La casa tenía una puerta grande como la de una iglesia – o así me parecía desde mi metro veinte de altura- escalones de granito rojo y un zaguán oscuro con paredes de mármol negro. La madera de la puerta estaba enlutada por la edad y muy trabajada, con guirnaldas de bellotas y olivos entrelazados, pomos de bronce alisados por el roce y un buzón para el correo que parecía sonreír.
Cuando la puerta estaba cerrada, la casa solo era una casa, y la puerta, solo era una puerta. Pero cuando estaba abierta, la perspectiva jugaba con las formas y dibujaba una cara grotesca que miraba desde el intrincado tallado, respiraba bronce y amenazaba oscuridad desde el zaguán. Cuando la puerta estaba abierta, la cara del diablo te miraba; y era necesario -imperativo- entrar.
El desafío era acercarse, subir los tres escalones rojo infernal, adentrarse en la negrura, golpear la puerta del zaguán con la valentía de Orfeo, y a diferencia de él, salir corriendo sin mirar atrás.
Nunca supe cuándo, cómo o quién inició la tradición, pero a lo largo de los años incontables niños se aventuraron esos tres escalones y par de metros de zaguán para tentar al diablo al salir de la escuela. Imagino que por eso estaba casi siempre cerrada.

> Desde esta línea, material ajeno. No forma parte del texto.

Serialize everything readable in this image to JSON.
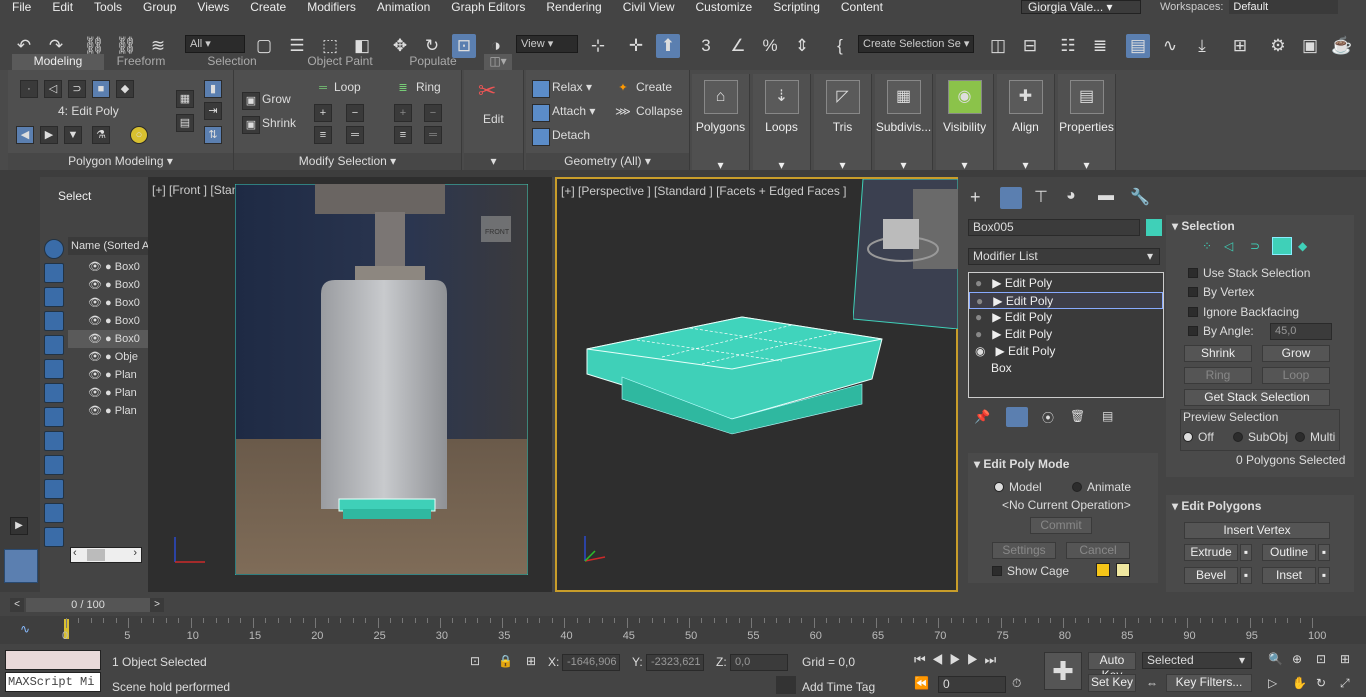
{
  "menu": [
    "File",
    "Edit",
    "Tools",
    "Group",
    "Views",
    "Create",
    "Modifiers",
    "Animation",
    "Graph Editors",
    "Rendering",
    "Civil View",
    "Customize",
    "Scripting",
    "Content"
  ],
  "user": "Giorgia Vale...",
  "workspaces_label": "Workspaces:",
  "workspace": "Default",
  "toolbar": {
    "filter": "All",
    "refcoord": "View",
    "selection_set": "Create Selection Se"
  },
  "ribbon_tabs": [
    "Modeling",
    "Freeform",
    "Selection",
    "Object Paint",
    "Populate"
  ],
  "ribbon": {
    "edit_poly_label": "4: Edit Poly",
    "polygon_modeling": "Polygon Modeling",
    "grow": "Grow",
    "shrink": "Shrink",
    "loop": "Loop",
    "ring": "Ring",
    "modify_selection": "Modify Selection",
    "edit": "Edit",
    "relax": "Relax",
    "attach": "Attach",
    "detach": "Detach",
    "create": "Create",
    "collapse": "Collapse",
    "geometry_all": "Geometry (All)",
    "big_buttons": [
      "Polygons",
      "Loops",
      "Tris",
      "Subdivis...",
      "Visibility",
      "Align",
      "Properties"
    ]
  },
  "scene_explorer": {
    "title": "Select",
    "name_header": "Name (Sorted A",
    "items": [
      "Box0",
      "Box0",
      "Box0",
      "Box0",
      "Box0",
      "Obje",
      "Plan",
      "Plan",
      "Plan"
    ]
  },
  "viewports": {
    "front": "[+] [Front ] [Standard ] [Facets + Edged Faces ]",
    "persp": "[+] [Perspective ] [Standard ] [Facets + Edged Faces ]",
    "front_cube": "FRONT"
  },
  "command_panel": {
    "object_name": "Box005",
    "modifier_list": "Modifier List",
    "stack": [
      "Edit Poly",
      "Edit Poly",
      "Edit Poly",
      "Edit Poly",
      "Edit Poly",
      "Box"
    ],
    "edit_poly_mode": "Edit Poly Mode",
    "model": "Model",
    "animate": "Animate",
    "no_op": "<No Current Operation>",
    "commit": "Commit",
    "settings": "Settings",
    "cancel": "Cancel",
    "show_cage": "Show Cage",
    "selection": "Selection",
    "use_stack": "Use Stack Selection",
    "by_vertex": "By Vertex",
    "ignore_backfacing": "Ignore Backfacing",
    "by_angle": "By Angle:",
    "angle_val": "45,0",
    "shrink": "Shrink",
    "grow": "Grow",
    "ring": "Ring",
    "loop": "Loop",
    "get_stack": "Get Stack Selection",
    "preview": "Preview Selection",
    "off": "Off",
    "subobj": "SubObj",
    "multi": "Multi",
    "polys_selected": "0 Polygons Selected",
    "edit_polygons": "Edit Polygons",
    "insert_vertex": "Insert Vertex",
    "extrude": "Extrude",
    "outline": "Outline",
    "bevel": "Bevel",
    "inset": "Inset",
    "swatch1": "#f5c518",
    "swatch2": "#f0e8a0"
  },
  "timeline": {
    "frame": "0 / 100",
    "ticks": [
      "0",
      "5",
      "10",
      "15",
      "20",
      "25",
      "30",
      "35",
      "40",
      "45",
      "50",
      "55",
      "60",
      "65",
      "70",
      "75",
      "80",
      "85",
      "90",
      "95",
      "100"
    ]
  },
  "status": {
    "maxscript": "MAXScript Mi",
    "selected": "1 Object Selected",
    "prompt": "Scene hold performed",
    "x_label": "X:",
    "x_val": "-1646,906",
    "y_label": "Y:",
    "y_val": "-2323,621",
    "z_label": "Z:",
    "z_val": "0,0",
    "grid": "Grid = 0,0",
    "add_time_tag": "Add Time Tag",
    "auto_key": "Auto Key",
    "selected_dd": "Selected",
    "set_key": "Set Key",
    "key_filters": "Key Filters...",
    "frame_val": "0"
  },
  "colors": {
    "accent": "#5b7fb0",
    "cyan_mesh": "#3fd0b8",
    "active_border": "#c89d2a"
  }
}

Hace un par de años volví a pasar por allí y muy a mi pesar, la casa del diablo ya no estaba. Alguien había borrado la mueca satánica y convertido la puerta en una entrada aburrida y estéril a un reciclaje como hay tantos en el barrio. Solo los escalones de granito rojo atestiguaban que allí había habido -alguna vez- una puerta al averno.